W dniach 1 – 12 lipca 2019 r. Martyna Dzierga wraz ze swoim ojcem Tomaszem, postanowili przejechać rowerami od granicy polsko–niemieckiej w Świnoujściu do granicy polsko – rosyjskiej w Krynicy Morskiej Piaskach. Nie byłoby w tym nic szczególnego, bo takich rowerowych wypraw w okresie wakacyjnym jest dosyć sporo, gdyby nie fakt, że Martyna ma zaledwie ...11 lat !
Kto zna drogę rowerową R-10, którą poruszali się mieszkańcy Siemianowic Śląskich, wiedzą, że jest to droga w wielu miejscach bardzo wymagająca.

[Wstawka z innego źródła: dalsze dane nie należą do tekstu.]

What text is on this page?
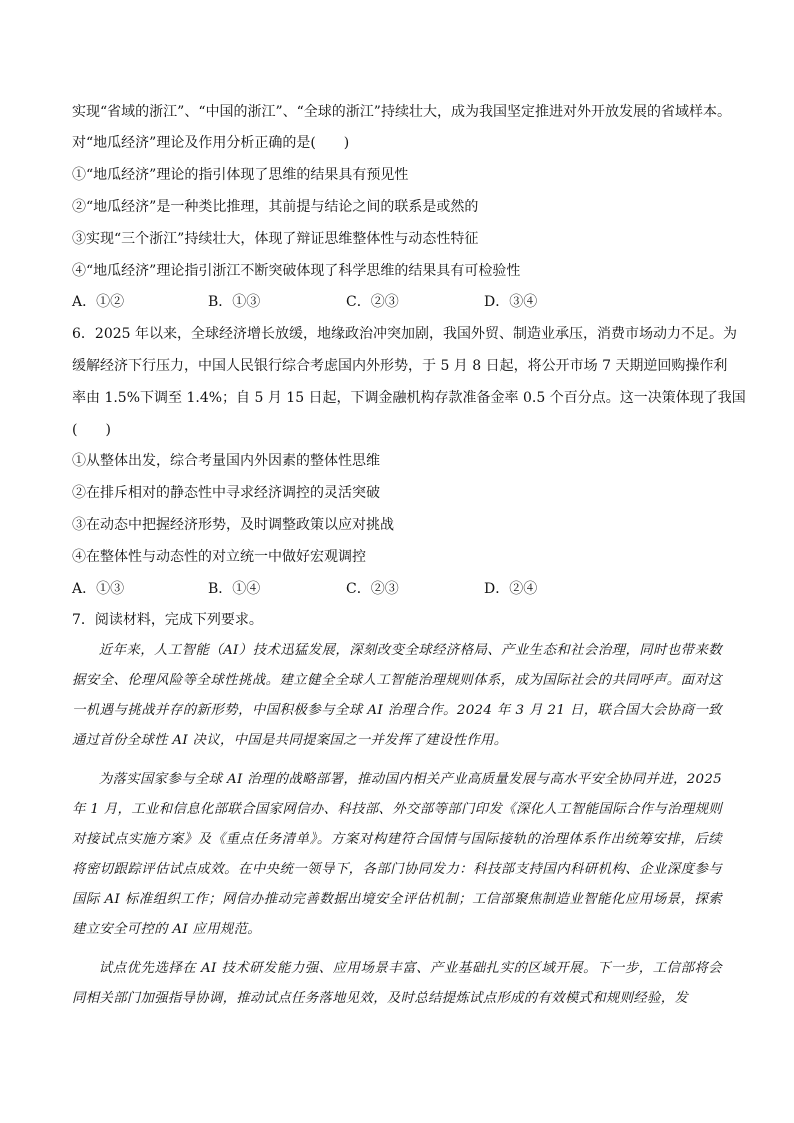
实现“省域的浙江”、“中国的浙江”、“全球的浙江”持续壮大，成为我国坚定推进对外开放发展的省域样本。
对“地瓜经济”理论及作用分析正确的是(　　)
①“地瓜经济”理论的指引体现了思维的结果具有预见性
②“地瓜经济”是一种类比推理，其前提与结论之间的联系是或然的
③实现“三个浙江”持续壮大，体现了辩证思维整体性与动态性特征
④“地瓜经济”理论指引浙江不断突破体现了科学思维的结果具有可检验性
A．①②	B．①③	C．②③	D．③④
6．2025 年以来，全球经济增长放缓，地缘政治冲突加剧，我国外贸、制造业承压，消费市场动力不足。为
缓解经济下行压力，中国人民银行综合考虑国内外形势，于 5 月 8 日起，将公开市场 7 天期逆回购操作利
率由 1.5%下调至 1.4%；自 5 月 15 日起，下调金融机构存款准备金率 0.5 个百分点。这一决策体现了我国
(　　)
①从整体出发，综合考量国内外因素的整体性思维
②在排斥相对的静态性中寻求经济调控的灵活突破
③在动态中把握经济形势，及时调整政策以应对挑战
④在整体性与动态性的对立统一中做好宏观调控
A．①③	B．①④	C．②③	D．②④
7．阅读材料，完成下列要求。
近年来，人工智能（AI）技术迅猛发展，深刻改变全球经济格局、产业生态和社会治理，同时也带来数据安全、伦理风险等全球性挑战。建立健全全球人工智能治理规则体系，成为国际社会的共同呼声。面对这一机遇与挑战并存的新形势，中国积极参与全球 AI 治理合作。2024 年 3 月 21 日，联合国大会协商一致通过首份全球性 AI 决议，中国是共同提案国之一并发挥了建设性作用。
为落实国家参与全球 AI 治理的战略部署，推动国内相关产业高质量发展与高水平安全协同并进，2025 年 1 月，工业和信息化部联合国家网信办、科技部、外交部等部门印发《深化人工智能国际合作与治理规则对接试点实施方案》及《重点任务清单》。方案对构建符合国情与国际接轨的治理体系作出统筹安排，后续将密切跟踪评估试点成效。在中央统一领导下，各部门协同发力：科技部支持国内科研机构、企业深度参与国际 AI 标准组织工作；网信办推动完善数据出境安全评估机制；工信部聚焦制造业智能化应用场景，探索建立安全可控的 AI 应用规范。
试点优先选择在 AI 技术研发能力强、应用场景丰富、产业基础扎实的区域开展。下一步，工信部将会同相关部门加强指导协调，推动试点任务落地见效，及时总结提炼试点形成的有效模式和规则经验，发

Tylko jej część to asfalt, czy kostka brukowa. Znaczna jej część prowadzi lasami, gdzie dominuje piach, nawierzchnia szutrowa, a jeszcze w innych miejscach to bagna i zarośla, przez które dosłownie trzeba się przedzierać. Szczególnie wtedy, gdy warunki atmosferyczne są niekorzystne.
Przy okazji rajdu, któremu został nadany kryptonim „11 latka i tata” Siemianowiczanie zwiedzili wszystkie możliwe latarnie morskie uzyskując odpowiednie stemple w swoich książeczkach. W ciągu 12 dni oboje przejechali swoimi rowerami 683,96 km!
Celem rajdu było promowanie ekologicznego przemieszczania się ludzi oraz promowanie Siemianowic Śląskich, jako miasta, z którego oboje pochodzą. Martyna codziennie pokonywała około 60 km, po czym wieczorem razem z ojcem rozkładała namiot i miała siłę na zwiedzanie miast i wsi, w których nocowali. Wielu napotkanych ludzi oddawało wyrazy szacunku tak młodej osobie, że dawała radę – szczególnie w końcowej fazie rajdu. Wycieczka ta udowodniła, że jeśli się chce, człowiek zdolny jest do wszystkiego. Każdy może wstać z kanapy, odejść od laptopa czy telefonu i wyznaczyć sobie sportowy cel. Tym samym dbając o swoja kondycję i zdrowie.
Trzymajmy kciuki za kolejne wyprawy rowerowe Martyny i jej taty.